El Chalten. 4000 ft of rock, on top of a mountain, at the end of a glacier, at the southern tip of the world. Now thats a destination. Jimmy Voorhis and I climbed the Salathe route on El Capitan together 2 years ago. This is the next stop. There have been mini-missions along the way, and a whole lot of day dreaming. Together we’ve been plotting how we make it a successful trip, assuming we get weather that lets us out of the tent.
Our goal is to climb at least one route on both the Cerro Torre and the Fitz Roy massifs. These are two very different beasts. Jimmy and I are doing the following things to prepare (about which I will be blogging while we traveling):
- Applying for an AAC Live Your Dream Grant
- Testing out a peer-coaching model to keep each other motivated and focused
- Fine-tuning skills in our respective disciplines (ice versus rock)

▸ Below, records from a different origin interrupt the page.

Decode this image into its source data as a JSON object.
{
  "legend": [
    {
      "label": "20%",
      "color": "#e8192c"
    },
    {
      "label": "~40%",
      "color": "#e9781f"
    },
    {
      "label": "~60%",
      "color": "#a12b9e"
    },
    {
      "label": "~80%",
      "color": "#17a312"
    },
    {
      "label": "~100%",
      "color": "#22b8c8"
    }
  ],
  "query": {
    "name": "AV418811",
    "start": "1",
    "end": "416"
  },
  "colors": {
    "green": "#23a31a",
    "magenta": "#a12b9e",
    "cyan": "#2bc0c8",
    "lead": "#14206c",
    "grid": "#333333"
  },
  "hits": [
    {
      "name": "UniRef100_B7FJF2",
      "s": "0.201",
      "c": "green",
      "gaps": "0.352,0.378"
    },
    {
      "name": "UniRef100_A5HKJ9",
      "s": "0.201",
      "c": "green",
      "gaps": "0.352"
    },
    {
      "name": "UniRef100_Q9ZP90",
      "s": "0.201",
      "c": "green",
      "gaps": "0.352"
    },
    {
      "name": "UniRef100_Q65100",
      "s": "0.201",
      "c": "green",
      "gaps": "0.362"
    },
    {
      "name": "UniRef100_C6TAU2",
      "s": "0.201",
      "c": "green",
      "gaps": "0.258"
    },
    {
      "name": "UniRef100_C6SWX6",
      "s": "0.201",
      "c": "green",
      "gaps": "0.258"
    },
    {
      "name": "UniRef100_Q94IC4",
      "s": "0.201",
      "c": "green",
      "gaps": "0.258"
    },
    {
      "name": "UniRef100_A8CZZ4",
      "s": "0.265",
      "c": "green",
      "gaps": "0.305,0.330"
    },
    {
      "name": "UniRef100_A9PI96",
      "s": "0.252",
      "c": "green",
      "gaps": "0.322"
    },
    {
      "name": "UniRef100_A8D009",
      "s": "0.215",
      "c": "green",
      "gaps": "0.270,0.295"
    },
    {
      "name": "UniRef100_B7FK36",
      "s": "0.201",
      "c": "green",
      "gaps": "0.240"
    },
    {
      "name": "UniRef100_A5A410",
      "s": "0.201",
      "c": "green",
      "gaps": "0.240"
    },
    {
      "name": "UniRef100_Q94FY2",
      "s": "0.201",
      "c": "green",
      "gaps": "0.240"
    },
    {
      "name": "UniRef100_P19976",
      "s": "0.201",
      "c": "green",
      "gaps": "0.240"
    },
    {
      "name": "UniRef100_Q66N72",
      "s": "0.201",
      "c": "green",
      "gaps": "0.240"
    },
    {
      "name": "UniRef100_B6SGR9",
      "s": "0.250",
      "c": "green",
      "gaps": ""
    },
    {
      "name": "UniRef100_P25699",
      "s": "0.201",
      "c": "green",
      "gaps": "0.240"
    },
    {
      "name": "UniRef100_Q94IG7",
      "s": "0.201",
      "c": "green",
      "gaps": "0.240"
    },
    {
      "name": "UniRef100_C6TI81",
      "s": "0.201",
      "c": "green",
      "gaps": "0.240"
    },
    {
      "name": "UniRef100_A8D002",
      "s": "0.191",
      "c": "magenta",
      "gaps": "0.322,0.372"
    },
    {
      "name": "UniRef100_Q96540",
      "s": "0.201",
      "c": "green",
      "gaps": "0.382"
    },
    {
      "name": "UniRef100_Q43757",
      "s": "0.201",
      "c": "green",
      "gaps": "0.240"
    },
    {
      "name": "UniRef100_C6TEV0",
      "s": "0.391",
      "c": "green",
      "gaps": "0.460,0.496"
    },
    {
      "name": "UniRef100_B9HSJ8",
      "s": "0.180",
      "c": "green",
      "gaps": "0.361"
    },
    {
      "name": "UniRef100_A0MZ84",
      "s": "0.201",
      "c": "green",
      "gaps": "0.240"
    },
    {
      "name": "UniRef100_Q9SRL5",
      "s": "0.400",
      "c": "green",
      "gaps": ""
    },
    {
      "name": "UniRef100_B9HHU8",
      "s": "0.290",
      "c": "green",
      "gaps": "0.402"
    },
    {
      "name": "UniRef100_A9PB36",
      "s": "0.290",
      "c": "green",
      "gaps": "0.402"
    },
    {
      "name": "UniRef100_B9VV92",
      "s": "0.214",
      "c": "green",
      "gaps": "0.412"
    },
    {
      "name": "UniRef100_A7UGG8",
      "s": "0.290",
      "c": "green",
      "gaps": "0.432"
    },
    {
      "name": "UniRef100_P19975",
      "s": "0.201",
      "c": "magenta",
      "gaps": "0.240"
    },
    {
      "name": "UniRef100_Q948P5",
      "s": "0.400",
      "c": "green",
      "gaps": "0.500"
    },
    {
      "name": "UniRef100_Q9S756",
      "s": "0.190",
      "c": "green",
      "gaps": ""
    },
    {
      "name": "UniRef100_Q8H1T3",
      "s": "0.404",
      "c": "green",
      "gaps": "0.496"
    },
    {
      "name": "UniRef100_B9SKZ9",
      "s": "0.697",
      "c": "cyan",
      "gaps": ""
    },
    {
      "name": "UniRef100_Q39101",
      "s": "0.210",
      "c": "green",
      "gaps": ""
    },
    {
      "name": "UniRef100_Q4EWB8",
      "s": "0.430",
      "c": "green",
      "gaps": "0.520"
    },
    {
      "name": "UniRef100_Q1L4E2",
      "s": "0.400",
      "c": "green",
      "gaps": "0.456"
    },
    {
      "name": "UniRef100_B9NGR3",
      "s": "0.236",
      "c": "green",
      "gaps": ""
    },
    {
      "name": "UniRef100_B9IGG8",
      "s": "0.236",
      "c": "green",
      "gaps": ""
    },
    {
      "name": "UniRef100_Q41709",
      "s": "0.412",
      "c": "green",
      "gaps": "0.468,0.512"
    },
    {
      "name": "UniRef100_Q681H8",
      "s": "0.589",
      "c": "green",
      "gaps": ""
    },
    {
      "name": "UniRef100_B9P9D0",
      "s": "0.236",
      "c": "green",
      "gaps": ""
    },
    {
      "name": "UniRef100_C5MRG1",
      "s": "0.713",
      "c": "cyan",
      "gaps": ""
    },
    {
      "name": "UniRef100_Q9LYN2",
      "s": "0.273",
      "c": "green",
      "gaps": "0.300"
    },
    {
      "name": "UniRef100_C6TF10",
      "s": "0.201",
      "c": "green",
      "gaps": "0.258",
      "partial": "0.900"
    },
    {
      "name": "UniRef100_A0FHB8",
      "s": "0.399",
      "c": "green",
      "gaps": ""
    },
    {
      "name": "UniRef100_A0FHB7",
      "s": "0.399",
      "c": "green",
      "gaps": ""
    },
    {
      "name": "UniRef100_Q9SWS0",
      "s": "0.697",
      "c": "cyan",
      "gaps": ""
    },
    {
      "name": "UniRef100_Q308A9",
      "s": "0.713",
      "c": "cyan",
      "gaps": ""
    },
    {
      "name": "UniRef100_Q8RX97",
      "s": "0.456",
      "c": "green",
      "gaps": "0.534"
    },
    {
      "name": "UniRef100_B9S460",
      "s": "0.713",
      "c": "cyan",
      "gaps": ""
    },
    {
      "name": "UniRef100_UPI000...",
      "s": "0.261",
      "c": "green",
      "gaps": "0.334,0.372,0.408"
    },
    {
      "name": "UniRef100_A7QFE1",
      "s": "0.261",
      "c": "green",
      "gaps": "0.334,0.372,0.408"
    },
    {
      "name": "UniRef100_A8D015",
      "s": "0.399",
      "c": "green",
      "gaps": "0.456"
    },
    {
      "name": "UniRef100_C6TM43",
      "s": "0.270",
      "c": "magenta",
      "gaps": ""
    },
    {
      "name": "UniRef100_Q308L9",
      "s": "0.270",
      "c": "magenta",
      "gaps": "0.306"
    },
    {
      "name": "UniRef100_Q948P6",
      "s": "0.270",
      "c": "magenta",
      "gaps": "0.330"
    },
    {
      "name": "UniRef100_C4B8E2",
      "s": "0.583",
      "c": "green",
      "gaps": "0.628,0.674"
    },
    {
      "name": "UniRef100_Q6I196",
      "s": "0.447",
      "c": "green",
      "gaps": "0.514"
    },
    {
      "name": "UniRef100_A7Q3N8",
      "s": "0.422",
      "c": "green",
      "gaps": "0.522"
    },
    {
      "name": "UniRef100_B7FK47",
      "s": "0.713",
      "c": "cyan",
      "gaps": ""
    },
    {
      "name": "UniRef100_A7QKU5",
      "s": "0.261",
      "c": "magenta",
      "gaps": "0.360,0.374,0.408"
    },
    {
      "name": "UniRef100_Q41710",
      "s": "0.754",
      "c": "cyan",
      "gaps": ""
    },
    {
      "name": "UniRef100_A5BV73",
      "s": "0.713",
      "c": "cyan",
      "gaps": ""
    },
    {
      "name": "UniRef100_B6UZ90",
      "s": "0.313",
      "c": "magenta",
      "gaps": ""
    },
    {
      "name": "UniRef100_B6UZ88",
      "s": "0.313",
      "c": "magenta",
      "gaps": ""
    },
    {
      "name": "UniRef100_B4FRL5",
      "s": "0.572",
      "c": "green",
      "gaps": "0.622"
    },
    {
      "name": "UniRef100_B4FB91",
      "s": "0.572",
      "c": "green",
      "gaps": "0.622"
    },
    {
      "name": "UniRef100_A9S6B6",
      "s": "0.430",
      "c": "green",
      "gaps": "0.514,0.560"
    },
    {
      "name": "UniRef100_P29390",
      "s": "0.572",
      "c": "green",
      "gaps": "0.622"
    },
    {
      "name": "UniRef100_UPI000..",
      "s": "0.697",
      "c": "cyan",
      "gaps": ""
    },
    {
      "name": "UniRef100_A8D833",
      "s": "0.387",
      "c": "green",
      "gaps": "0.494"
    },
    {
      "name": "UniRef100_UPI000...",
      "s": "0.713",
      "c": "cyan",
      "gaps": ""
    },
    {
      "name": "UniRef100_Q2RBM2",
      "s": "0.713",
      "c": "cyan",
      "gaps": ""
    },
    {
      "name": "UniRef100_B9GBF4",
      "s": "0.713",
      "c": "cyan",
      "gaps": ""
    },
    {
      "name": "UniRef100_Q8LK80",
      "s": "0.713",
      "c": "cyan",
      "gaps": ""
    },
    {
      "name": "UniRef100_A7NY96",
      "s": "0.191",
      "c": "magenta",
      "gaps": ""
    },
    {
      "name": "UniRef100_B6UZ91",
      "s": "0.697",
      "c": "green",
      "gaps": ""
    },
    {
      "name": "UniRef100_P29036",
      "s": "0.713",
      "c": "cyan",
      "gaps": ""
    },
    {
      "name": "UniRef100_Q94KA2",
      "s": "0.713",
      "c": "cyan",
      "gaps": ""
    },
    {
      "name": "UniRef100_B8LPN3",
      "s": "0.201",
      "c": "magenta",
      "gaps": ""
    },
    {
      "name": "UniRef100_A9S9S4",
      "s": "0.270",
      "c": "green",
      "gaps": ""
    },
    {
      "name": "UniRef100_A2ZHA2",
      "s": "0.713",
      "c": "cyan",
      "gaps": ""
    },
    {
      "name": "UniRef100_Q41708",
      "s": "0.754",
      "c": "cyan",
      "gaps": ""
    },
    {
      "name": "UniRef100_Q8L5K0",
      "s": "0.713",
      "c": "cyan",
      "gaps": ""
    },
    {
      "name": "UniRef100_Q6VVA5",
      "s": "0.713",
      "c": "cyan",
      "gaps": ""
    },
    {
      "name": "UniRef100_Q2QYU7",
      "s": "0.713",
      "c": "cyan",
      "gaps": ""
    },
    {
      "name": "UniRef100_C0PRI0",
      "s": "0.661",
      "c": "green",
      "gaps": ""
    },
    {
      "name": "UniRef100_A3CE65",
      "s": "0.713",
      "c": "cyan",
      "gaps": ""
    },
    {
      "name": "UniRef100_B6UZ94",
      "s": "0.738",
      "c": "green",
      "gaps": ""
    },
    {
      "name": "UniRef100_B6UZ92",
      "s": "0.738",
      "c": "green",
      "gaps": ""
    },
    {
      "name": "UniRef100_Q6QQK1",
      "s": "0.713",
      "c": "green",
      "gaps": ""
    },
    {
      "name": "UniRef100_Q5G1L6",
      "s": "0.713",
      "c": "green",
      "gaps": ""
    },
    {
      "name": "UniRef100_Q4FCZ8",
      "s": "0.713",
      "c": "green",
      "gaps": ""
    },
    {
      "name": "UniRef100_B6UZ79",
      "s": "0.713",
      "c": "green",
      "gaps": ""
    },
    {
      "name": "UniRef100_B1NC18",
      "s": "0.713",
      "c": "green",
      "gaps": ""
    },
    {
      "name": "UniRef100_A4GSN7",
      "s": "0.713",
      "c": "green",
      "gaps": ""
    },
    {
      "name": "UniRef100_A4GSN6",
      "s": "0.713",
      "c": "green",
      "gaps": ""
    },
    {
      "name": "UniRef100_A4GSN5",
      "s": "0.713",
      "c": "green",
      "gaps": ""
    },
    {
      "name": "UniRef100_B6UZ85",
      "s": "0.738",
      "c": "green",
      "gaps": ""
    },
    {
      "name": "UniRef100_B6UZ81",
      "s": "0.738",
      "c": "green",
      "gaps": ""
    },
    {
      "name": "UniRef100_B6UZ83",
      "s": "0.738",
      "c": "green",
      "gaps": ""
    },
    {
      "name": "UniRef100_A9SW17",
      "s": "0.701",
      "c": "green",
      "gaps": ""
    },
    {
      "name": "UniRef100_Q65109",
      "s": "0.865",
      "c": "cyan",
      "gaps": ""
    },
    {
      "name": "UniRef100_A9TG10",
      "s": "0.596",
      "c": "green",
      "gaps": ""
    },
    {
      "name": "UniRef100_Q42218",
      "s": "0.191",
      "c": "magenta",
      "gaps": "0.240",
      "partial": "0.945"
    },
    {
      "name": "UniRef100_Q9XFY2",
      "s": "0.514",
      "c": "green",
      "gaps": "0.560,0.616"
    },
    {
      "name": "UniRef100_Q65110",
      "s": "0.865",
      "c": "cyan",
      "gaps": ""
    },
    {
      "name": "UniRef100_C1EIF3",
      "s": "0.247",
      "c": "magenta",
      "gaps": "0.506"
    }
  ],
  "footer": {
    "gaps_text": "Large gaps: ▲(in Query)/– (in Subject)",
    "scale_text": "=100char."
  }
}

- Identifying skill gaps, intermediate objectives, and focus areas during each portion of our road trip.
- Researching routes through never-ending literature and conversations with super-psyched friends.
- Staying healthy and fit through good nutrition and by tracking our training.
My travel begins with a trip to Chamonix, after which Jimmy will join me in the Bugaboos. From there we’ll sample granite all the way down to Yosemite. In the Valley and the High Sierras, we’re going to be focusing on how to move light and fast. After that we’ll head to Utah for a bit more sun, and then finally for some early season ice climbing in Bozeman before heading south.